L’illettrisme : fléau de notre société
Les statistiques sont malheureusement là pour nous le rappeler : en Suisse, mais sans doute en Europe aussi, près d’un adulte sur cinq éprouve des difficultés face à la lecture, à l’écrit et au calcul.
Les chiffres annoncés sur le site de l’association Lire et écrire de Suisse romande (www.lire-et-ecrire.ch) sont éloquents : entre 13 et 19% des adultes suisses (ici, les étrangers ne sont pas pris en compte) qui ont été scolarisés ressentent des difficultés plus ou moins grandes face à l’écrit et au calcul. Il ne s’agit pas là d’hésitations quant à l’orthographe d’un mot ou à la tournure d’une phrase, mais de réelles incapacités à déchiffrer et à rédiger un texte, même simple. Je n’ai pas les chiffres pour les autres pays européens, mais il n’est pas exagéré de penser qu’ils doivent se tenir dans ces mêmes proportions.
Selon le site, les personnes illettrées (à ne pas confondre avec les analphabètes qui n’ont pas bénéficié d’une scolarisation dite normale) ont suivi entre 8 et 9 ans d’école obligatoire. L’adage qui voulait que tout enfant quitte l’école en sachant au moins lire, écrire et compter n’est malheureusement plus d’époque.
Les mauvais résultats obtenus par la Suisse à l’étude PISA 2004 ont montré que ce handicap (car c’en est un) n’est pas près de disparaître. Les maîtres d’apprentissage se plaignent des faibles performances des jeunes commençant une formation.
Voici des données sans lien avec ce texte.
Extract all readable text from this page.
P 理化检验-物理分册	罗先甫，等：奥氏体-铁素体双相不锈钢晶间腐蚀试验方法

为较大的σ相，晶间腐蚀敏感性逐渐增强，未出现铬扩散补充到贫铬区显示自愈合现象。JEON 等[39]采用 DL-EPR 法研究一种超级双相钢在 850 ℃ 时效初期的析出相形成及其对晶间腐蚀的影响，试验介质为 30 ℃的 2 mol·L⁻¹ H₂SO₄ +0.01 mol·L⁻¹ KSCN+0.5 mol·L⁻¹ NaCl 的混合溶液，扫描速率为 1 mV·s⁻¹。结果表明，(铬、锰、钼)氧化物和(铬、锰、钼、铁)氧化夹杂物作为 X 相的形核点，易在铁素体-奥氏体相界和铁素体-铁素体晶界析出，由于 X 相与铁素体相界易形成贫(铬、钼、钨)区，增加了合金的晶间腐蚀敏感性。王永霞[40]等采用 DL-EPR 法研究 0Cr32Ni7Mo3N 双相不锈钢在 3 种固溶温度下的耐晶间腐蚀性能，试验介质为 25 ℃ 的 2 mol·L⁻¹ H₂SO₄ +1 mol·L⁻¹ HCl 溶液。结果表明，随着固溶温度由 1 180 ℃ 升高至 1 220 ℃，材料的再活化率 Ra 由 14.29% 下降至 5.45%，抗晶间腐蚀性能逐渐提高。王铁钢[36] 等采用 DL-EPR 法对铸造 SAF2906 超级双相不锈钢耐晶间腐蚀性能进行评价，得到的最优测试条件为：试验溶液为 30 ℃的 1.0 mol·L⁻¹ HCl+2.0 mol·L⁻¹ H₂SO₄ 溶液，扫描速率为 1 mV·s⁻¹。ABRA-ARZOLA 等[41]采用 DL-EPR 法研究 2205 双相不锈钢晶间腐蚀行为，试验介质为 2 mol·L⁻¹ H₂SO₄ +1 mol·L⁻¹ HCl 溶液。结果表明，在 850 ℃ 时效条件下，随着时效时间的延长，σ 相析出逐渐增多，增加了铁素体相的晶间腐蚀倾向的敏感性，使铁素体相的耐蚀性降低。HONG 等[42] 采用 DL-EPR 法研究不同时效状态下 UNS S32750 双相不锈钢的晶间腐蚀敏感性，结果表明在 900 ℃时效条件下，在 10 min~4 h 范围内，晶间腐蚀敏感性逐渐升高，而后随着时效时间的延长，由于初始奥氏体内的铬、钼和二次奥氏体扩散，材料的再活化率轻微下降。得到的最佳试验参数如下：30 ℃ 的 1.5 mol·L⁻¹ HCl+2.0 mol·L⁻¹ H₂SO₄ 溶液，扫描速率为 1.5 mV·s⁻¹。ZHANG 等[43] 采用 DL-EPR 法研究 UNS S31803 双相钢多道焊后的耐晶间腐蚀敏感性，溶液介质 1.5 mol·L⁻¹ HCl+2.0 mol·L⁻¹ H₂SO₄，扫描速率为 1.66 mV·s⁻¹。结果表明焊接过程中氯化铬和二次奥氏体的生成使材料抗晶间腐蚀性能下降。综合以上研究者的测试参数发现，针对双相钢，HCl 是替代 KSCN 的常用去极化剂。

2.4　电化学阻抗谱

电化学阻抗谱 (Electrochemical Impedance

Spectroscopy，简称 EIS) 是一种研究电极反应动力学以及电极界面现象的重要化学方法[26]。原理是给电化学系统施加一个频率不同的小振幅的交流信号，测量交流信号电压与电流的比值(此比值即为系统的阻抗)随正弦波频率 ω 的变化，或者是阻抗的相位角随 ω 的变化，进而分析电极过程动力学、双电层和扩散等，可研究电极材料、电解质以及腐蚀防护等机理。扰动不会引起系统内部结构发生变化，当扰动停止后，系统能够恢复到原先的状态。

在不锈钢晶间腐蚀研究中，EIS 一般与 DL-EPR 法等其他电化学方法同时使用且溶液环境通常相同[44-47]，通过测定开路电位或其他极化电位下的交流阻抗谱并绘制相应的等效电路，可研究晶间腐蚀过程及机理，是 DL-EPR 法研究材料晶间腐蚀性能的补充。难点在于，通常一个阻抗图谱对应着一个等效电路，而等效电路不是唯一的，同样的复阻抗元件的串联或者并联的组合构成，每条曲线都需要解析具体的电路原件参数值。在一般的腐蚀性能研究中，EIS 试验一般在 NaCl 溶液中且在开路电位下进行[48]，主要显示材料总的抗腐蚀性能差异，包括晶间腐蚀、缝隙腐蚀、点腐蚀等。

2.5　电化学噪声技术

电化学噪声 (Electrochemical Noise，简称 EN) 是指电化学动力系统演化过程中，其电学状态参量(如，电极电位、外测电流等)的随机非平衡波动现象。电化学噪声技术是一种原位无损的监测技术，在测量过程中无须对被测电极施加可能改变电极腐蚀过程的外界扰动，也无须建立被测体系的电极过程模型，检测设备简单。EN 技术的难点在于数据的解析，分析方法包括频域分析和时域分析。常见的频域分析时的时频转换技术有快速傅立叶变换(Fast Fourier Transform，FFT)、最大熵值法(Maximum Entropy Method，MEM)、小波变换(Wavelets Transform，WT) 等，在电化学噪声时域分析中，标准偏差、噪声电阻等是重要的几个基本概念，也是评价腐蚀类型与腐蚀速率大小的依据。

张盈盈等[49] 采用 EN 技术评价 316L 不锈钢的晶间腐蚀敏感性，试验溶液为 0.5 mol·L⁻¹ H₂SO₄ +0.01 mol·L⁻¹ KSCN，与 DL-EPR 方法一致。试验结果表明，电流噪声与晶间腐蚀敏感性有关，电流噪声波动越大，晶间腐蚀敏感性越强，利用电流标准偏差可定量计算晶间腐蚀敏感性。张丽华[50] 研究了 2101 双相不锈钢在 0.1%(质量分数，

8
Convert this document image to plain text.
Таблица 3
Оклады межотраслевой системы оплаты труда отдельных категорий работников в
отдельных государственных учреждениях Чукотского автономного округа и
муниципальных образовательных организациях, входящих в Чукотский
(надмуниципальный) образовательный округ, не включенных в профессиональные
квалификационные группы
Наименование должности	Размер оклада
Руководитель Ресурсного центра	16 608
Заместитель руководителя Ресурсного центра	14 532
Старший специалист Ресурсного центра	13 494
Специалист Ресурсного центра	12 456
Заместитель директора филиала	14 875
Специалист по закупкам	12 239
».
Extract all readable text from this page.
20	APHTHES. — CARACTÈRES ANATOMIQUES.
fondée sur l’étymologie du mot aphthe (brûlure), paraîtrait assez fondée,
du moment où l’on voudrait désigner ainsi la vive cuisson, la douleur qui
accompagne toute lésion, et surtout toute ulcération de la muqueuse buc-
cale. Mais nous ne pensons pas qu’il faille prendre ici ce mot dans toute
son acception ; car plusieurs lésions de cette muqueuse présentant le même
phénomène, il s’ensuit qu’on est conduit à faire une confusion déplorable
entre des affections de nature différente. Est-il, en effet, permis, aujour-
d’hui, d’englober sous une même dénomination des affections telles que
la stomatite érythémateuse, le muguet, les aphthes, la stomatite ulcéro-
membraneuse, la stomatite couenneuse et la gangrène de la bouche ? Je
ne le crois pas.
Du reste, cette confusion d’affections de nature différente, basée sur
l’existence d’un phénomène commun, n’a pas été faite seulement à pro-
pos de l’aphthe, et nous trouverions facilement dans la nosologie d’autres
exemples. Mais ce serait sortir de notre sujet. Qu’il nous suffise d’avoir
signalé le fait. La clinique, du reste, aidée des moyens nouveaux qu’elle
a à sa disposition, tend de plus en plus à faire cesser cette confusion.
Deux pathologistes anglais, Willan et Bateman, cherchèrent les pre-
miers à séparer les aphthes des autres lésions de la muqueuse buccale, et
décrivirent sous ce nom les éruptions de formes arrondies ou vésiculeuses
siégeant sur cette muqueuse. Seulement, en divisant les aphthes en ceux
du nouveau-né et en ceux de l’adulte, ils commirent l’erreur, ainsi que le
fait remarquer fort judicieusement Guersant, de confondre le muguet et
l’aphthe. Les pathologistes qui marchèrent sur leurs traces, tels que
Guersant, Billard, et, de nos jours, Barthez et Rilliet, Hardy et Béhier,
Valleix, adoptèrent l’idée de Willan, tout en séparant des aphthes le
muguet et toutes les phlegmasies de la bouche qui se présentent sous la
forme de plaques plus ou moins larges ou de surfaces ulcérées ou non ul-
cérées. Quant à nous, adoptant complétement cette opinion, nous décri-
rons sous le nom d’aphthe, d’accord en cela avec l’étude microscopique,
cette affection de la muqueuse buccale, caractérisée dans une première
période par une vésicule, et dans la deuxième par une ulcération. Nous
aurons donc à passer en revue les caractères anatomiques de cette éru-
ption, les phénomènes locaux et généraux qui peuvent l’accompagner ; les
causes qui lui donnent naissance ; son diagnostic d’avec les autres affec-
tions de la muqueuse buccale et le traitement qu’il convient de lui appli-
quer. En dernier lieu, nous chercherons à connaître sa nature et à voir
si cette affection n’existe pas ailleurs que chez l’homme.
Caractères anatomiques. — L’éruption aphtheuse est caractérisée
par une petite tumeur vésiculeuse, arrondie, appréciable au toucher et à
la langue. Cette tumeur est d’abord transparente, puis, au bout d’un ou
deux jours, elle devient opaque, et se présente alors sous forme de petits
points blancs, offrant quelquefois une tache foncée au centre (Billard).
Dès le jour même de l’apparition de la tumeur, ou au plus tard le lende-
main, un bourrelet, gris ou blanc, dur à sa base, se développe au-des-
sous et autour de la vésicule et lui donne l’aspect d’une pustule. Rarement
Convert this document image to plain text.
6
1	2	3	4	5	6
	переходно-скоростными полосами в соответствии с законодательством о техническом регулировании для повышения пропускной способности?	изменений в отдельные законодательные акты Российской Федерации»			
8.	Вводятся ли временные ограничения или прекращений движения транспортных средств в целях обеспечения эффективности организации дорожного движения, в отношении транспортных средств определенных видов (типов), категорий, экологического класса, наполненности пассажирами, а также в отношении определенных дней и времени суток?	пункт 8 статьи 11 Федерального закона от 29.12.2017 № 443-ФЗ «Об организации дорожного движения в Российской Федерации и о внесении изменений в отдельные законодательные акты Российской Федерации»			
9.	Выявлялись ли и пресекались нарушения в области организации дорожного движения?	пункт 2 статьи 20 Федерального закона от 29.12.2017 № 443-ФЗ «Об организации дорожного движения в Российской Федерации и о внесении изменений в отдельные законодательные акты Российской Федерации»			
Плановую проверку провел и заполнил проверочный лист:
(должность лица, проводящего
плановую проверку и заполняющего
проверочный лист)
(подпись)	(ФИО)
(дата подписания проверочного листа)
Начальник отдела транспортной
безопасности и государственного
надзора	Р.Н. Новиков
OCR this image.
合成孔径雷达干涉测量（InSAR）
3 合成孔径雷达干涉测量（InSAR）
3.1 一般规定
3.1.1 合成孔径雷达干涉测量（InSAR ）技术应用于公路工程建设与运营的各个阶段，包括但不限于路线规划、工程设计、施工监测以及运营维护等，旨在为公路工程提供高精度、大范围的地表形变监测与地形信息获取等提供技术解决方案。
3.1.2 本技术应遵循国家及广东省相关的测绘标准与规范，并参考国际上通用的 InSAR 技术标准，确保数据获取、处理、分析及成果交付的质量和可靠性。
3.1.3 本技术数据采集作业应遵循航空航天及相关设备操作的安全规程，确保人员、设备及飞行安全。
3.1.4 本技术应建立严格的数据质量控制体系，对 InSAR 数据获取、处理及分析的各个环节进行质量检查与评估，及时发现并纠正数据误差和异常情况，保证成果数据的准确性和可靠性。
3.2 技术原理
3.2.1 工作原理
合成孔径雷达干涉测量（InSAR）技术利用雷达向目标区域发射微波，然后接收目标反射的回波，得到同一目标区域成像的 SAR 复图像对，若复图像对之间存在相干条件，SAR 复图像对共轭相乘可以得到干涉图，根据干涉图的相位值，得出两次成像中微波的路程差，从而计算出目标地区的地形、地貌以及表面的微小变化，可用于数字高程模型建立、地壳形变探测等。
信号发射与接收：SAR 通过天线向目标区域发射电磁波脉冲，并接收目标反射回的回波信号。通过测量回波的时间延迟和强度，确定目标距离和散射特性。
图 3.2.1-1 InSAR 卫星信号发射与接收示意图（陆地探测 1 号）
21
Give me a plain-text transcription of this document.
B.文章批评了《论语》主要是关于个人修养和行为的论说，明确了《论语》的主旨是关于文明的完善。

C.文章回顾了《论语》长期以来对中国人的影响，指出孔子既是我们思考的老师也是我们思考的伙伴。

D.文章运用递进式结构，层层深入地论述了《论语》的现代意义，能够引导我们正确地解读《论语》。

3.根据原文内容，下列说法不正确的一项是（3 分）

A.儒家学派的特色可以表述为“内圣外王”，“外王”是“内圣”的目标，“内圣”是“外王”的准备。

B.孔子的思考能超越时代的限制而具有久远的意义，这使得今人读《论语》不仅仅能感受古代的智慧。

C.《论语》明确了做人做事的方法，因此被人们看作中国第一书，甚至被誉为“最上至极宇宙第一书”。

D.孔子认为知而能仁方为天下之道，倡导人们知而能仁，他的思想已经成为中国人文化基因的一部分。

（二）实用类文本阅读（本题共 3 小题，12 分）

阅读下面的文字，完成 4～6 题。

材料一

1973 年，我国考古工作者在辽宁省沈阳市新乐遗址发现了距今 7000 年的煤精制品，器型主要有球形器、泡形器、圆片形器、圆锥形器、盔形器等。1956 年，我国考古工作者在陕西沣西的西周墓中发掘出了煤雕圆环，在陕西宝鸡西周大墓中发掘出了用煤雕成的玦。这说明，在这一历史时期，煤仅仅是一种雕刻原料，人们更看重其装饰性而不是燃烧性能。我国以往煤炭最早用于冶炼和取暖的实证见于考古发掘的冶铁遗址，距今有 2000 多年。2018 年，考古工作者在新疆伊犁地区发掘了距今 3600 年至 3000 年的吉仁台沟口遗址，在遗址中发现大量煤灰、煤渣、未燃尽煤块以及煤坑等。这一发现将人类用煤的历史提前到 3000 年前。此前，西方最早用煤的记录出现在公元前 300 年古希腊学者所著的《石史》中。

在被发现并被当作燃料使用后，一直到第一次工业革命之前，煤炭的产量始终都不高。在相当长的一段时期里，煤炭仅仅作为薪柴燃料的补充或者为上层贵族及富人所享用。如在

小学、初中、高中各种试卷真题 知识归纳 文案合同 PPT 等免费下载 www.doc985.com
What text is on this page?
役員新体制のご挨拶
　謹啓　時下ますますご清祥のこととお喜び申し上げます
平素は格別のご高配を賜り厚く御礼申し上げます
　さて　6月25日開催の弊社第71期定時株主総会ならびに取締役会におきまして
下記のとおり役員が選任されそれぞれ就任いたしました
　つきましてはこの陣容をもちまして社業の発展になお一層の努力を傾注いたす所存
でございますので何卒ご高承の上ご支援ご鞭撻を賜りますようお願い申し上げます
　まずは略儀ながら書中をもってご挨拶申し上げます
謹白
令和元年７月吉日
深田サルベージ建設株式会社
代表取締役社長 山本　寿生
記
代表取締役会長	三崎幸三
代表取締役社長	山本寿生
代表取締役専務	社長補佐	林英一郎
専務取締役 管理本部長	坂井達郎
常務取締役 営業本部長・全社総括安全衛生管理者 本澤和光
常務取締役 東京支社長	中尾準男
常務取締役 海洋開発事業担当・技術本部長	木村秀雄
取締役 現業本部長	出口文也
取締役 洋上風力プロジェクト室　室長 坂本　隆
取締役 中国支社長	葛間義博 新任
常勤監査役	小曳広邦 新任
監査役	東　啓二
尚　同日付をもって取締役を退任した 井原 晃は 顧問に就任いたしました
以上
L’illettrisme a de nombreuses conséquences, notamment une mésestime de soi découlant du fait qu’on n’est pas capable de « faire comme tout le monde ». Comment assumer le fait qu’on ne sache pas lire devant ses propres enfants ? Les relations avec les administrations, les hôpitaux, les assurances se basent essentiellement sur l’écrit. La difficulté (voire l’impossibilité) de trouver un emploi ; l’écrivain public peut bien rédiger la lettre de candidature, mais qu’en sera-t-il des communications internes, des notes de services ou des contrats de travail ? Le troisième aspect concerne sa propre sécurité : on ne peut pas lire un avertissement ou un danger immédiat. Enfin, toute participation à la vie civique est empêchée : comment voter, élire, adhérer à des partis politiques ou s’inscrire sur des listes ? Ne pas savoir lire, c’est ne pas être citoyen !
On ne se rend pas compte du nombre de textes qui nous passent devant les yeux en seulement 24 heures. Cela va des manchettes de journaux aux annonces de soldes, en passant par les horaires, les publicités et les enseignes, sans parler du courrier.
Autour de l’illettrisme, il y a un profond sentiment de honte ; c’est un sujet tabou. On parlerait presque plus facile de sexualité. Les « victimes » ne sont pas stupides, bien au contraire ! Elles travaillent le plus souvent, mais doivent se contenter de tâches peu valorisantes, et n’espèrent pas gravir un jour les échelons hiérarchiques.
Fort heureusement, des associations luttent activement contre ce fléau : elles proposent des cours et l’enthousiasme des participants montre qu’elles sont sur le bon chemin. Mais il reste encore tant à faire ! Le pas le plus difficile est certainement d’entrer en contact avec de tels groupes. Cela signifie reconnaître qu’on a un problème, mais surtout qu’on veut trouver une solution. L’apprentissage est aussi plus difficile, car on n’apprend pas à quarante ou cinquante ans comme à huit !
Malgré le développement des nouvelles technologies, le problème demeure, et, peut-être, se renforce de plus en plus. Les pays industrialisés, sous cet angle, n’ont rien à envier aux pays émergents.